In the United States, the collapse in profits at Berkshire Hathaway, the wide-ranging conglomerate led by Buffett, showed just how hard the corporate sector was reeling from the slump.
“The economy will be in shambles throughout 2009 and for that matter, probably well beyond,” Buffett said in a letter to investors, in which he admitted to “doing some dumb things.”
British Prime Minister Gordon Brown for this part stressed the need more rigorous supervision of the global banking system, a day before EU leaders meet to thrash out ways to tackle the financial crisis ahead of an April 2 G20 summit to be held in Britain.
Brown showed little sympathy, at least in rhetoric, for bankers whose dodgy lending practices and bonus culture brought the international financial system to the brink of collapse.
“Some practices are indefensible and they have got to be cleaned up now. It’s time to set new rules for the banks of all countries,” he said.
In a sign of the very human toll of this crisis, local authorities in England were seeking powers from the government to use shops for community facilities in the face of an increasing number of retail premises being left vacant because of the recession.
In Germany, Chancellor Angela Merkel urged European Union states to work together to deal with the downturn.
As financial institutions grappled with tighter credit conditions, two sources familiar with the matter said Britain’s HSBC would announce a share sale of up to $18 billion, the biggest ever for an British bank.

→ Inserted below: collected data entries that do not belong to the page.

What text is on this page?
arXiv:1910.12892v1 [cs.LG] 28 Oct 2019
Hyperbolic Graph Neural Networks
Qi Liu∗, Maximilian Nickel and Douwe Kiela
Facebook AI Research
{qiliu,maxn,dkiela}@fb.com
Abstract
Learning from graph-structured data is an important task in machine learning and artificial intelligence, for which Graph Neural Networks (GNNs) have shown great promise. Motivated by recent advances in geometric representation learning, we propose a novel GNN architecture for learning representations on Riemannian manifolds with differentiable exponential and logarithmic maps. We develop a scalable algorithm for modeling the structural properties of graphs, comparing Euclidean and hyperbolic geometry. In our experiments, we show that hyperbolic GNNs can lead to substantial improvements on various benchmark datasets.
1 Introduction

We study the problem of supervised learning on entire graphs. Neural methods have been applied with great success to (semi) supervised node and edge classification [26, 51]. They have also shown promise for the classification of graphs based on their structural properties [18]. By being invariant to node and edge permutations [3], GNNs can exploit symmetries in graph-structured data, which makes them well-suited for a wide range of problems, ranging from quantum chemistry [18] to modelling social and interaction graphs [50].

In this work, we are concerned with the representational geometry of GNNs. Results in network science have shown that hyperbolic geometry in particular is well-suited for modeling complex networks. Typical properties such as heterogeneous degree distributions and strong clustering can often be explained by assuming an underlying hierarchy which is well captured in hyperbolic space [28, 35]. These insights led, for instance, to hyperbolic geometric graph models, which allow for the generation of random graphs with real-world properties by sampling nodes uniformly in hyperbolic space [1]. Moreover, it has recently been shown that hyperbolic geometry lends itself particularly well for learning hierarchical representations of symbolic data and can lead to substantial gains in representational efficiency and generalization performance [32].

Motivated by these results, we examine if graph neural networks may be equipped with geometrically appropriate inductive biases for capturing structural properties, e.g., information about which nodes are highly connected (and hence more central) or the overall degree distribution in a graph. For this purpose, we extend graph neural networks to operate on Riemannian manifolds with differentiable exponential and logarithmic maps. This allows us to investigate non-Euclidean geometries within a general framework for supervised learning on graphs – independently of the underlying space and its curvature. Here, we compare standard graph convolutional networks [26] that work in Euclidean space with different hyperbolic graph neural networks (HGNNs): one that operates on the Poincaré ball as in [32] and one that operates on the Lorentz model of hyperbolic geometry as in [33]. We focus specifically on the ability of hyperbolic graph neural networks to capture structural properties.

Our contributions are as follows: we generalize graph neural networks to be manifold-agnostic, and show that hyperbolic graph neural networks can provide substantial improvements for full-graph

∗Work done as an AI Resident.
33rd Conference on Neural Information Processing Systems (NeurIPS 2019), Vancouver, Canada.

HSBC is expected to report a 22 percent fall in annual profits to $19 billion. The firm was said to have avoided many of the big credit market hits taken by rivals, but rising bad debts around the world are pressuring its bottom line.
ANOTHER WEEK OF UNCERTAINTY
The coming week was likely to bring a further barrage of bad news. Two key reports on U.S. employment and manufacturing were both expected to show a significant deterioration.
Analysts believe the U.S. economy lost a staggering 648,000 jobs in February alone. Such a reading would be the worst since World War Two, and would push the total number of jobs eliminated during this recession above 4 million.
Another source of concern over the next few days is the situation of beleaguered insurer AIG, which received a controversial bailout from the Federal Reserve last year.
The U.S. government, AIG and credit rating agencies, including Moody’s, S&P and A.M. Best, are in discussions, according to a source familiar with the matter, as the firm prepares to post a quarterly loss of roughly $60 billion. That shortfall equates to about $460,000 a minute, and would be the largest in corporate history.
AIG is considered too vital a pillar to the global financial system because of its central role in the market for credit default swaps, securities that have been blamed for accelerating the pace of credit losses in global markets.
A key focus of the talks is to avoid a ratings downgrade, which could have serious ramifications on the insurer’s liquidity and hurt its businesses, with possible ripple effects throughout an already fragile financial sector.
Amid the turmoil, governments around the world scrambled in an effort to shield their economies from the slump. Leaders of the 10-member ASEAN (South East Asian Nations), meeting in Thailand, vowed to work with the G20 developed and developing nations on reforming global financial institutions.
Yet critics argue while ASEAN leaders have argued against protectionism in world trade, they have defended their own buy-local campaigns saying they are consistent with trade rules.
In the European Union, a commitment to open markets and help for poorer member states also risked losing ground to pressure on governments to protect their national industries.
With President Barack Obama pumping up the U.S. budget for more spending to halt the downturn, and facing a record $1.75 billion deficit to do so, leaders such as France’s Nicolas Sarkozy have said Europe should be ready to follow suit.
“If the United States defends its industry ... maybe in Europe we can do the same,” he said this week, referring to certain “buy America” provisions in the president’s recently passed economic stimulus bill.